Her lawyer says Michael Ryan took the couple's daughter Amy in March 2008, and has kept her from contact with her mother.
Ryan says she has no information about her daughter.
She hopes the Elizabeth Fry Society will be able to help her to re-establish contact with her daughter, who's now 12.
Ryan has resumed her teaching career and says she has drawn support from her students.
She was acquitted by a trial judge in 2010 on a charge of counselling to commit murder.
And while the Supreme Court justices overturned that decision, they also blocked any further action against her with an extraordinary stay of proceedings.
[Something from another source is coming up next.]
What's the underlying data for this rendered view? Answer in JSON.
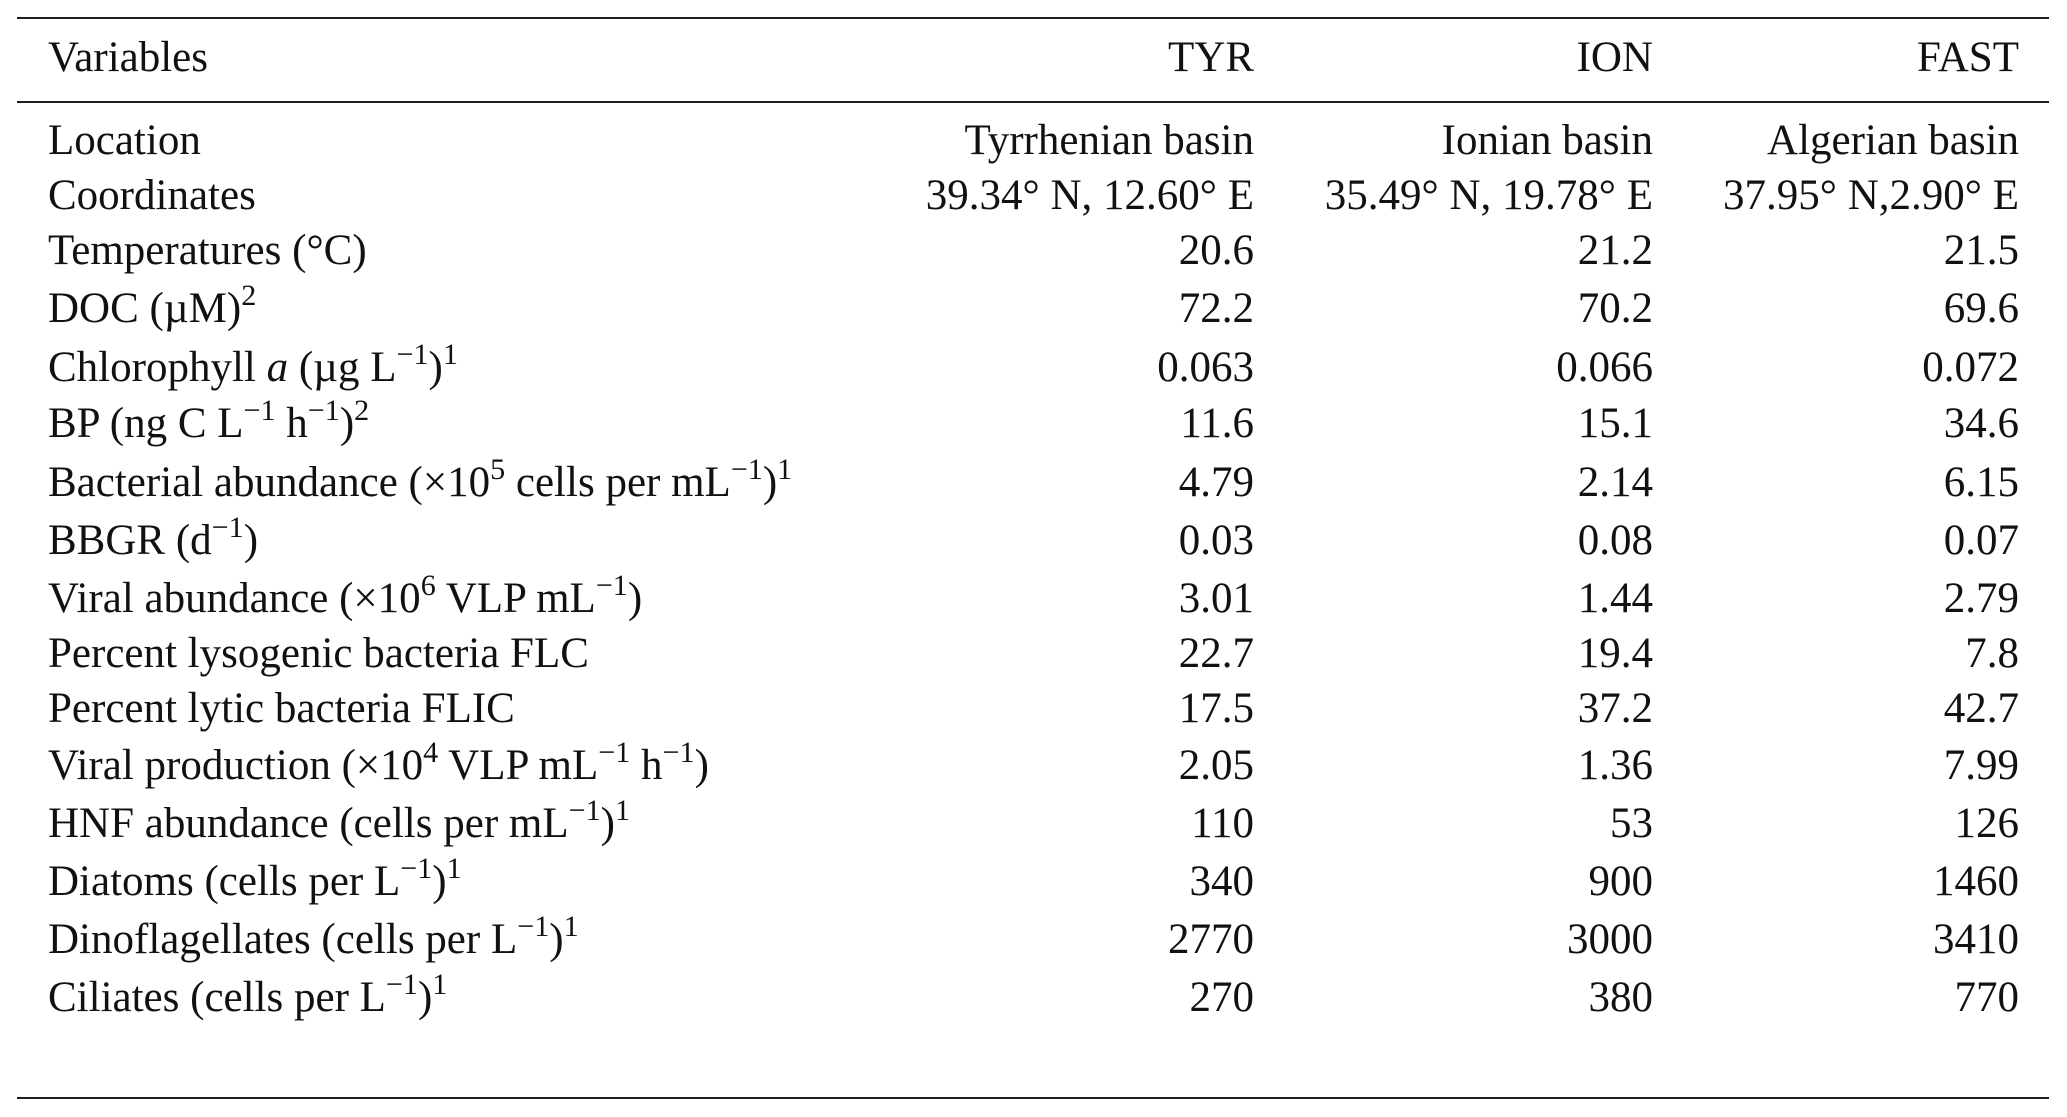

The court also raised serious questions about the conduct of the R-C-M-P and Nova Scotia prosecutors in the case.
The justices said it was "disquieting" that the Mounties chose to mount a sting operation to arrest Ryan rather than respond to her husband's "reign of terror" over her.
She was arrested in 2008 when she tried to hire an undercover R-C-M-P officer to kill her husband, who had threatened to kill her and her daughter and burn their house down.